Höchste Zeit nach Hause zu kehren, verspürte am vergangenen Samstag keiner der Anwesenden. Es war fast Mitternacht als das ungewöhnliche Stammtischtreffen endete. Natürlich nicht ohne sich gegenseitig das Versprechen eines Wiedersehens abzunehmen. Dieter Dünnes deutete unmissverständlich an, dass das im Jahr 2018 anstehende 65-jährige Bestehen des Sautrupps ordentlich zu feiern sei – und feiern sollte man können als Stammtischmitglied.

Ob denn das sonntägliche Treffen des Sautrupps an diesem Wochenende ausfiele, wollte ein Gor ze gern - Mitglied von Gerd-Udo wissen. Die Antwort hätte er sich denken können: „Nein. Natürlich nicht.“ Sonntag für Sonntag, jede Woche geht es zum Stammtisch. Dennoch: Eine ausführliche Statistik über alle Treffen seit 1953 fehlt. Da hatte man nun doch noch eine Sache gefunden, mit der der Nachwuchsstammtisch auftrumpfen konnte. Gor ze gern - Schriftführer Stefan Gilges verwies auf die akribisch geführte Stammtischchronik. Just am Samstag zelebrierte man den 200. Stammtisch, insgesamt war es das 532. Treffen.

Über einen Schnitt von 33 Zusammenkünften pro Jahr konnten die Sautrupp-Herren natürlich nur lachen. Gemeinsam ermittelte man, dass in 63 Jahren wohl etwa 3.250 Treffen stattgefunden haben müssen. Als dann per hopfenhaltiger Hochrechnung auch noch der Pro-Kopf-Bierkonsum analysiert wurde, stellte die gesellige Runde mit nahezu zweifelsfreier Unsicherheit fest, dass jedes Sautrupp-Gründungsmitglied wohl schon an die 100 Hektoliter Pils in stammtischlicher Glückseligkeit verzehrt haben dürfte.
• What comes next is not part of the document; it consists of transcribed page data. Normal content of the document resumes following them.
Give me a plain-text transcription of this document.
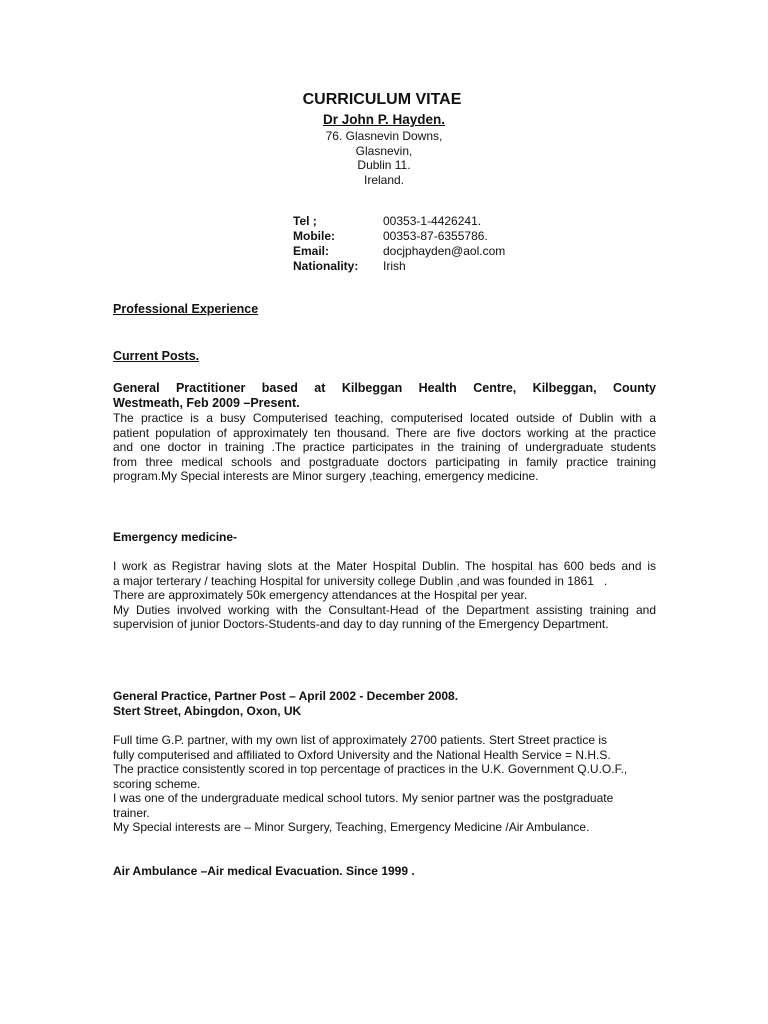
CURRICULUM VITAE
Dr John P. Hayden.
76. Glasnevin Downs,
Glasnevin,
Dublin 11.
Ireland.
Tel ;	00353-1-4426241.
Mobile:	00353-87-6355786.
Email:	docjphayden@aol.com
Nationality:	Irish
Professional Experience
Current Posts.
General Practitioner based at Kilbeggan Health Centre, Kilbeggan, County
Westmeath, Feb 2009 –Present.
The practice is a busy Computerised teaching, computerised located outside of Dublin with a
patient population of approximately ten thousand. There are five doctors working at the practice
and one doctor in training .The practice participates in the training of undergraduate students
from three medical schools and postgraduate doctors participating in family practice training
program.My Special interests are Minor surgery ,teaching, emergency medicine.
Emergency medicine-
I work as Registrar having slots at the Mater Hospital Dublin. The hospital has 600 beds and is
a major terterary / teaching Hospital for university college Dublin ,and was founded in 1861   .
There are approximately 50k emergency attendances at the Hospital per year.
My Duties involved working with the Consultant-Head of the Department assisting training and
supervision of junior Doctors-Students-and day to day running of the Emergency Department.
General Practice, Partner Post – April 2002 - December 2008.
Stert Street, Abingdon, Oxon, UK
Full time G.P. partner, with my own list of approximately 2700 patients. Stert Street practice is
fully computerised and affiliated to Oxford University and the National Health Service = N.H.S.
The practice consistently scored in top percentage of practices in the U.K. Government Q.U.O.F.,
scoring scheme.
I was one of the undergraduate medical school tutors. My senior partner was the postgraduate
trainer.
My Special interests are – Minor Surgery, Teaching, Emergency Medicine /Air Ambulance.
Air Ambulance –Air medical Evacuation. Since 1999 .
Welch ein gelungener Abend!

Als am Ende Ruhe einkehrte in der Dorfschänke, saß der Sautrupp wieder glücklich im Bus des Krakeelers. Der Inventarbeauftrage von Gor ze gern sammelte das Hab und Gut des Stammtischs ein, sein Schatzmeister beglich die Rechnung an der Theke. Dort staunten neben ihm die anderen Kneipenbesucher immer noch. Über ein generationenübergreifendes Fest. Über ungezwungene Gespräche. Über eine überwältigende Atmosphäre. In diesen Moment der Stille sagte der Jüngste vom Stammtisch Gor ze gern „Das war sicher nicht das letzte Treffen mit dem Sautrupp.“ und keiner widersprach.